The 2020 novel The Phone Box at the Edge of the World by Italian writer Laura Imai Messina tells the story of a woman who loses her family in the Tōhoku tsunami and travels to the wind phone, where she meets a widower and his daughter who have experienced similar losses. The novel was inspired by Messina's visit to the Ōtsuchi wind phone in 2011.

The Phone Booth in Mr. Hirota's Garden, a 2020 novel by Canadian writer Heather Smith, is a fictionalized version of the wind phone's origins. According to Smith, she was inspired by a National Public Radio podcast about the wind phone and exchanged emails with Sasaki during the writing process, stating that it "was a thrill to receive his blessing and an honour to share his beautiful approach to grief through this book."

===Film===
The 2019 Austrian short film The Wind Phone, written and directed by Kristin Gerweck, follows seven fictional strangers who visit the Japanese wind phone. Gerweck wrote the screenplay when she learned about the wind phone after her grandmother's death, saying: "I was intrigued by the emotional realities that could emerge in this metaphysical grieving space and so began my journey to translate this beautiful story to screen."
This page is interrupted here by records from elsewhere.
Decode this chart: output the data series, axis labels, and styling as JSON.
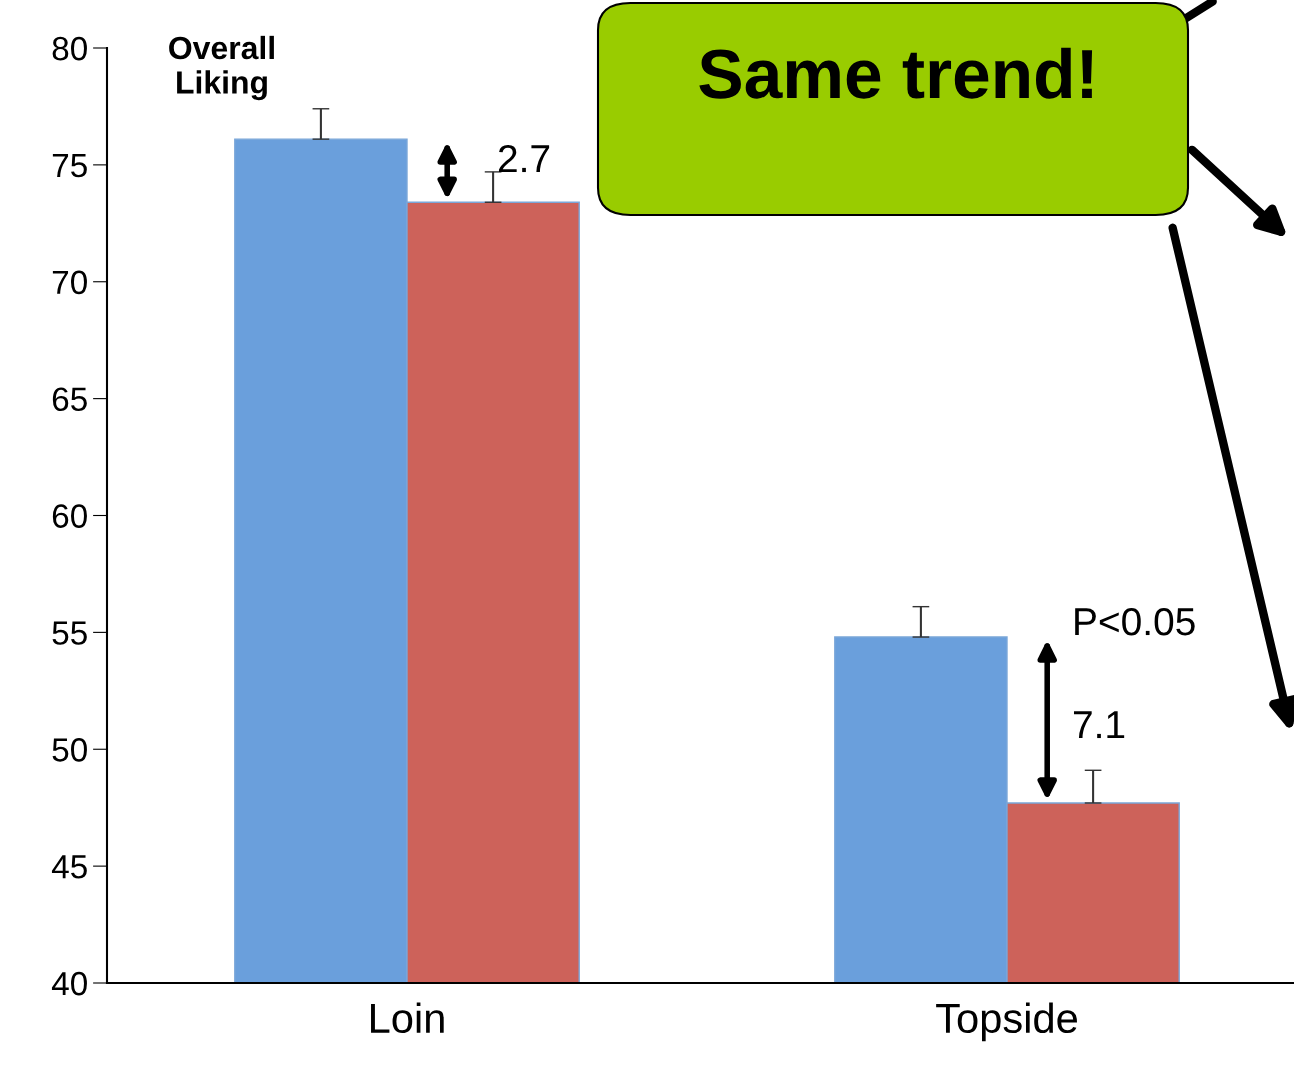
{
  "chart_data": {
    "type": "bar",
    "categories": [
      "Loin",
      "Topside"
    ],
    "series": [
      {
        "color": "#6a9fdc",
        "values": [
          76.1,
          54.8
        ],
        "errors": [
          [
            76.1,
            77.4
          ],
          [
            54.8,
            56.1
          ]
        ]
      },
      {
        "color": "#cd625a",
        "values": [
          73.4,
          47.7
        ],
        "errors": [
          [
            73.4,
            74.7
          ],
          [
            47.7,
            49.1
          ]
        ]
      }
    ],
    "ylim": [
      40,
      80
    ],
    "yticks": [
      40,
      45,
      50,
      55,
      60,
      65,
      70,
      75,
      80
    ],
    "grid": false,
    "legend": false,
    "annotations": [
      "Overall Liking",
      "Same trend!",
      "2.7",
      "P<0.05",
      "7.1"
    ]
  }
}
Voices in the Wind (風の電話, Kaze no Denwa) is a 2020 Japanese drama film about a fictional high school student who lost her family in the Tōhoku tsunami and returns to her hometown to visit the wind phone years later. Director Nobuhiro Suwa, who returned to Japan for filming, stated: "Going there eight years later, you can't see much of the damage, it has been rebuilt. But people's feelings have not been fixed."